Et alors je hochai la tête et je dus éprouver le même sentiment que Copernic quand il commença à trouver bizarre que le Soleil, les Planètes et toutes les étoiles du firmament tournassent uniformément autour de la Terre et se demanda : ne serait-il pas plus simple de remplacer tous ces mouvements concomitants par un seul mouvement unique et considérer les autres comme des illusions d’optique ?

 Mais c’est bien sûr, me dis-je en me tapant le front.
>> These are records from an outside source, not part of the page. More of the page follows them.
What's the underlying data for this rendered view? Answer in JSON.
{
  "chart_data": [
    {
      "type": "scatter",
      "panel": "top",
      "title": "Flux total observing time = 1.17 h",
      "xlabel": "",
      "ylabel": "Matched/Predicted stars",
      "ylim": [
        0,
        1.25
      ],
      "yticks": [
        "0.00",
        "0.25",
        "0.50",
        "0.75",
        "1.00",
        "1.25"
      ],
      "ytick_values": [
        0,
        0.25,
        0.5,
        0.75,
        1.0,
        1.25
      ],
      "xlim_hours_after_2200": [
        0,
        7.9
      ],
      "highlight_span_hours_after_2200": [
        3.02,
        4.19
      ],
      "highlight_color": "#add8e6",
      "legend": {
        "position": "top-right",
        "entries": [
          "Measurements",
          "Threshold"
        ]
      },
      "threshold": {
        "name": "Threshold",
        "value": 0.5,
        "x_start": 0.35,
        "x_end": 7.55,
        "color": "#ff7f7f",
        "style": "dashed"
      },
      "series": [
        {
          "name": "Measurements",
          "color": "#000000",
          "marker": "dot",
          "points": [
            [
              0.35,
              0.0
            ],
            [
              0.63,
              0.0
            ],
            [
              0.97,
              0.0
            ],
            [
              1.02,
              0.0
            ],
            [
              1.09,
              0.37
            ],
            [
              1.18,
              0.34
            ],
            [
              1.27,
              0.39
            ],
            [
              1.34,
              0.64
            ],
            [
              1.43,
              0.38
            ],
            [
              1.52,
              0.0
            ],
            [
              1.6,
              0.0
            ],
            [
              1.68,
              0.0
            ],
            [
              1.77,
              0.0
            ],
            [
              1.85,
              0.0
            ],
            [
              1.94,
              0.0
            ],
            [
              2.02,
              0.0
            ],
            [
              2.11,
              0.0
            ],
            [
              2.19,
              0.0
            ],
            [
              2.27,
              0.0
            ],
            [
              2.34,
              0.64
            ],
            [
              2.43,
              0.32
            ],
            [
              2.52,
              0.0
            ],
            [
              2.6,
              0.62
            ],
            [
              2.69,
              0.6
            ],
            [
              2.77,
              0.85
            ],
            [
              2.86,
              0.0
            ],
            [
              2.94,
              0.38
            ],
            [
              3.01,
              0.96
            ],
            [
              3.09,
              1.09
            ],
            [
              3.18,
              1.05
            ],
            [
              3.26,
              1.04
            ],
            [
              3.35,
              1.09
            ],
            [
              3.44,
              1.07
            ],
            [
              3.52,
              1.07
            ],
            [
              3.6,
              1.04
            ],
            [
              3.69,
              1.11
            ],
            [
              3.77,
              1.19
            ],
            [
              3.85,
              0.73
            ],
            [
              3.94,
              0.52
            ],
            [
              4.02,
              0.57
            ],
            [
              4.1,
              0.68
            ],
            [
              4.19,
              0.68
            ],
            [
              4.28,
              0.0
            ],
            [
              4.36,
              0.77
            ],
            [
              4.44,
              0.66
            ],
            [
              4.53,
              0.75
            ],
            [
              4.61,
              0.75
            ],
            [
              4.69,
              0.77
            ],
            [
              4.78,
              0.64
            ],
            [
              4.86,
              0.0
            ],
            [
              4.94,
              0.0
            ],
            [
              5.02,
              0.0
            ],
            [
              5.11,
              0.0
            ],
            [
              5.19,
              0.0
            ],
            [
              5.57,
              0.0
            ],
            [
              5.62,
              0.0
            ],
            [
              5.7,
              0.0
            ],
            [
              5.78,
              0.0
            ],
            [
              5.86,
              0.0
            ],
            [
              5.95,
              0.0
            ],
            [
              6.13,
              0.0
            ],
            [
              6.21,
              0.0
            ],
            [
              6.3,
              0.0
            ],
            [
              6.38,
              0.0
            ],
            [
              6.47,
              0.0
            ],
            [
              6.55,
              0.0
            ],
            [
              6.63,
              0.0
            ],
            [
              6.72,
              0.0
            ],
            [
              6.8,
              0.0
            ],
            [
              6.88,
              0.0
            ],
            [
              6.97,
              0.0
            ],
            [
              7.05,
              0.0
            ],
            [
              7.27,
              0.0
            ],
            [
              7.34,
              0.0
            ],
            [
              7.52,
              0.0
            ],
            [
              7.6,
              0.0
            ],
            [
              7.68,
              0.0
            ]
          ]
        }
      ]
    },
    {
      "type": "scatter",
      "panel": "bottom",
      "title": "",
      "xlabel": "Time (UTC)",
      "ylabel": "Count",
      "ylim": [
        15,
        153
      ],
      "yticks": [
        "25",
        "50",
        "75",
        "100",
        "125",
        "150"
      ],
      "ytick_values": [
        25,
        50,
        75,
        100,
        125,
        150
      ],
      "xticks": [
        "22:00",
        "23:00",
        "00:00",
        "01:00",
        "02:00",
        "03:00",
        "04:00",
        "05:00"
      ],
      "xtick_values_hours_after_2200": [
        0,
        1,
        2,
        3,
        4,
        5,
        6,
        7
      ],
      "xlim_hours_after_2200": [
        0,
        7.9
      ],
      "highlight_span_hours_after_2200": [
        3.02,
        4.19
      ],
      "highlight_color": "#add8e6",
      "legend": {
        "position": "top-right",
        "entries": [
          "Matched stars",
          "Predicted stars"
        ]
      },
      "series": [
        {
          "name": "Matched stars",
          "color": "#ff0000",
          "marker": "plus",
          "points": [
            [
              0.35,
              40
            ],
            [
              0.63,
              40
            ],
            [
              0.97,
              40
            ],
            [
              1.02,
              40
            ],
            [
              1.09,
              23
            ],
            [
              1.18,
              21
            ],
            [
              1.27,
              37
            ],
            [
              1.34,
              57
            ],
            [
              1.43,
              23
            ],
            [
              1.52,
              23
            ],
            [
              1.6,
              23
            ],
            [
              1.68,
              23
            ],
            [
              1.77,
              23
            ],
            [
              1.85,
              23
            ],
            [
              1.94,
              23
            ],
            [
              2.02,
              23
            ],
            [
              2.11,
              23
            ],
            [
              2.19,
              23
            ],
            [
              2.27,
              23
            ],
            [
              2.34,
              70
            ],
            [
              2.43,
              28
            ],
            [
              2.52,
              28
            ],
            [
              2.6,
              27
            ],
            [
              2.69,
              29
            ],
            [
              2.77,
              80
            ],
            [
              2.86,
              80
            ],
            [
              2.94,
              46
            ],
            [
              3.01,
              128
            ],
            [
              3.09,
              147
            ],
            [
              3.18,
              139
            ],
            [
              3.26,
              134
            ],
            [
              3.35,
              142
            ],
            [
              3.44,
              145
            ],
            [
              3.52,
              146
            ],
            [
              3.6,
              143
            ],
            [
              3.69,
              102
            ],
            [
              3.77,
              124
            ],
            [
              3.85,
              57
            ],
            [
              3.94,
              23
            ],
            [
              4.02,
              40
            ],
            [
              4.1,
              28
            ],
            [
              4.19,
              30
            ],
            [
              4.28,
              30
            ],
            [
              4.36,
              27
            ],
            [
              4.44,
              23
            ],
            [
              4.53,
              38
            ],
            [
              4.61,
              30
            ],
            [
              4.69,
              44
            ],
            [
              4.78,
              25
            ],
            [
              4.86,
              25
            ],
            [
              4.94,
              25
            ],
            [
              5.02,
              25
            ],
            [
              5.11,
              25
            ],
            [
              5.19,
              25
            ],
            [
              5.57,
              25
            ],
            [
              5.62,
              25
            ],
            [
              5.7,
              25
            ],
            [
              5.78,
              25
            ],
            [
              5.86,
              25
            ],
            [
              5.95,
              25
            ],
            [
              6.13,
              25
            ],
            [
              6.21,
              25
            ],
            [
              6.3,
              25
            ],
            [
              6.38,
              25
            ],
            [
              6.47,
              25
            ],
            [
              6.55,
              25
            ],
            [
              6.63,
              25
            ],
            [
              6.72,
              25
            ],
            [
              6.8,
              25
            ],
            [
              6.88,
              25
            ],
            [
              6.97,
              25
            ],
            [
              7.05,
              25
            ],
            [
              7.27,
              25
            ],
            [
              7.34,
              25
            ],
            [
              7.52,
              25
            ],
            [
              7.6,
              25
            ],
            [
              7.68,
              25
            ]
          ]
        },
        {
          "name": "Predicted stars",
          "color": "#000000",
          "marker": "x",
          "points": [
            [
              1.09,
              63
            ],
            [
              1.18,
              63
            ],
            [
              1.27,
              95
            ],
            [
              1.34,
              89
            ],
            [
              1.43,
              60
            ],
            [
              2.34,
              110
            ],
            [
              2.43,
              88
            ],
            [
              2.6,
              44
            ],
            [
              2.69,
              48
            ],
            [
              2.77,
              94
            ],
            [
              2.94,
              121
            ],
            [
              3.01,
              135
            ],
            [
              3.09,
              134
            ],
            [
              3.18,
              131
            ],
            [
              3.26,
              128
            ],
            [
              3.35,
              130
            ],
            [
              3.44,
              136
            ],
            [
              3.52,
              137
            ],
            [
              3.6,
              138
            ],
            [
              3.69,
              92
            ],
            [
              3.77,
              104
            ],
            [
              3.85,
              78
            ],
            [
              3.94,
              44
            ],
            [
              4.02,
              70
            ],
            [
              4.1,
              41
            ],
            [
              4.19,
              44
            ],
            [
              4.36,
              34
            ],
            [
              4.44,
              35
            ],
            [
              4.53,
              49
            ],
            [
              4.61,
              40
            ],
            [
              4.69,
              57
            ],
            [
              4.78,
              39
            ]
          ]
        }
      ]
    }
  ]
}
Ne serait-il pas plus simple de supposer, plutôt qu’une course miraculeuse et concordante des Monts, des Vaux et des Rivières, que ce soit le minuscule petit Îlot Argent qui seul se serait mis en mouvement – en sens inverse ? J’avais cru être assis sur le toit d’une maison fixée dans la terre et ne voilà-t-il pas qu’elle n’est qu’un train arrêté, tractée par Argent, qui venait de se mettre en marche sous mes pieds et courait vers le bas, il est évident que vu par la fenêtre de mon wagon je voyais courir le paysage – vers le haut.

Holà, alors arrêtez-vous, Monsieur le conducteur, moi, je descends de votre train. C’est justement en sens inverse que j’ai à faire, là où il y a les Prix des Choses, j’ai besoin de les rattraper. Ce n’est pas les choses qui sont devenues plus onéreuses, c’est notre argent qui a perdu sa valeur : sautons vite de ce train en marche, mes frères, si nous ne voulons pas parvenir à bord de ce train fou à la gare Pénurie où pour trente mille forints d’argent on ne nous donnerait qu’un grain de blé.